The Security, Risk & Compliance (SR&C) Analyst is responsible for assisting the IT Security team in identifying, assessing, and mitigating security risks, ensuring compliance with relevant regulations and industry standards, and implementing effective security controls across the organization. This role requires a strong understanding of information security principles, risk management frameworks, and compliance requirements.

Roles and Responsibilities

• Conduct and document risk assessments, including third-party risk assessments, for IT systems and applications.

• Conduct and maintain Business Impact Analysis to identify key business processes and

associated systems, risks, and dependencies.

• Assist in maintaining Business Continuity and Disaster Recovery planning.

• Develop and implement risk mitigation plans to address identified vulnerabilities and threats.

• Assist in creation and maintenance of role-based access control model for systems and applications.

• Participate in Sarbanes Oxley (SOX), IT General Control (ITGC) testing and fulfill requests as needed.

• Assist in maintaining cybersecurity policies and procedures.

• Assist in creation and maintenance of security awareness training for employees.

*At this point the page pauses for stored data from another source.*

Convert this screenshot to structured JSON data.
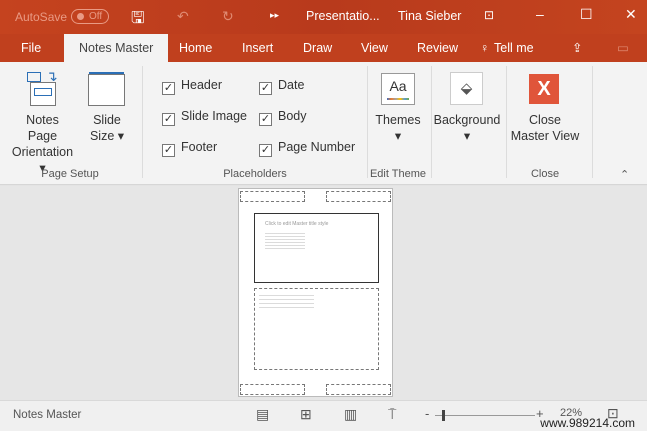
{
  "titlebar": {
    "autosave": "AutoSave",
    "toggle": "Off",
    "document": "Presentatio...",
    "user": "Tina Sieber"
  },
  "tabs": [
    "File",
    "Notes Master",
    "Home",
    "Insert",
    "Draw",
    "View",
    "Review",
    "Tell me"
  ],
  "ribbon": {
    "page_setup": {
      "orientation": "Notes Page",
      "orientation2": "Orientation",
      "slide_size": "Slide",
      "slide_size2": "Size",
      "group": "Page Setup"
    },
    "placeholders": {
      "items": [
        {
          "label": "Header",
          "checked": true
        },
        {
          "label": "Slide Image",
          "checked": true
        },
        {
          "label": "Footer",
          "checked": true
        },
        {
          "label": "Date",
          "checked": true
        },
        {
          "label": "Body",
          "checked": true
        },
        {
          "label": "Page Number",
          "checked": true
        }
      ],
      "group": "Placeholders"
    },
    "edit_theme": {
      "themes": "Themes",
      "background": "Background",
      "group": "Edit Theme",
      "aa": "Aa"
    },
    "close": {
      "close1": "Close",
      "close2": "Master View",
      "group": "Close"
    }
  },
  "page": {
    "slide_title": "Click to edit Master title style"
  },
  "status": {
    "view": "Notes Master",
    "zoom": "22%",
    "zoom_percent": 22,
    "watermark": "www.989214.com"
  },
  "colors": {
    "accent": "#c0401e",
    "close_red": "#e0553a"
  }
}
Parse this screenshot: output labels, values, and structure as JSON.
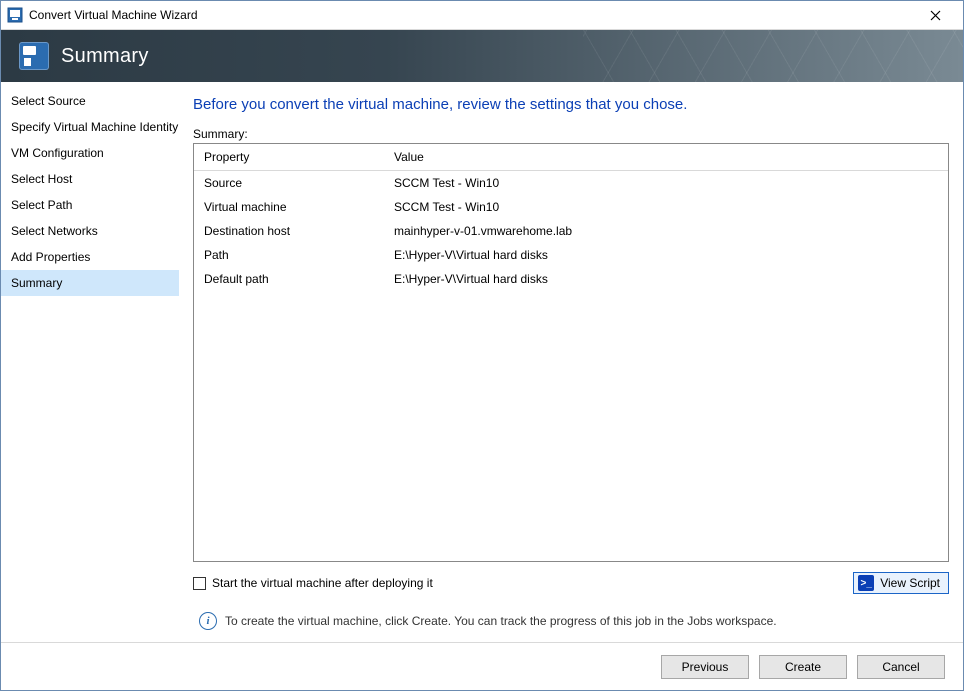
{
  "window": {
    "title": "Convert Virtual Machine Wizard"
  },
  "banner": {
    "title": "Summary"
  },
  "sidebar": {
    "items": [
      {
        "label": "Select Source"
      },
      {
        "label": "Specify Virtual Machine Identity"
      },
      {
        "label": "VM Configuration"
      },
      {
        "label": "Select Host"
      },
      {
        "label": "Select Path"
      },
      {
        "label": "Select Networks"
      },
      {
        "label": "Add Properties"
      },
      {
        "label": "Summary"
      }
    ],
    "selected_index": 7
  },
  "main": {
    "instruction": "Before you convert the virtual machine, review the settings that you chose.",
    "summary_label": "Summary:",
    "headers": {
      "property": "Property",
      "value": "Value"
    },
    "rows": [
      {
        "property": "Source",
        "value": "SCCM Test - Win10"
      },
      {
        "property": "Virtual machine",
        "value": "SCCM Test - Win10"
      },
      {
        "property": "Destination host",
        "value": "mainhyper-v-01.vmwarehome.lab"
      },
      {
        "property": "Path",
        "value": "E:\\Hyper-V\\Virtual hard disks"
      },
      {
        "property": "Default path",
        "value": "E:\\Hyper-V\\Virtual hard disks"
      }
    ],
    "start_vm_checkbox_label": "Start the virtual machine after deploying it",
    "start_vm_checked": false,
    "view_script_label": "View Script",
    "info_text": "To create the virtual machine, click Create.  You can track the progress of this job in the Jobs workspace."
  },
  "footer": {
    "previous": "Previous",
    "create": "Create",
    "cancel": "Cancel"
  }
}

• Assist with the implementation and maintenance of security controls such as firewalls, intrusion detection systems, and data encryption.

• Identify opportunities and efficiencies in work processes and procedures.

• Prepare and present reports on security risks and compliance activities to management.

• Work with other departments to ensure compliance with relevant regulations and industry

standards including but not limited to SEC (Cyber Security), SOX, HIPAA, and PCI DSS.

• Stay up-to-date on the latest security threats and vulnerabilities.

• Perform other duties as assigned.

Licenses and Certifications

CISA Preferred

Physical Requirements

Sitting, standing, bending, reaching, stretching, stooping, walking, and moving intermittently during working hours. Must be able to lift at least 50lbs. Must be able to maintain verbal and written communication with co-workers, supervisors, residents, family members, visitors, vendors, and all business associates outside of the health campus.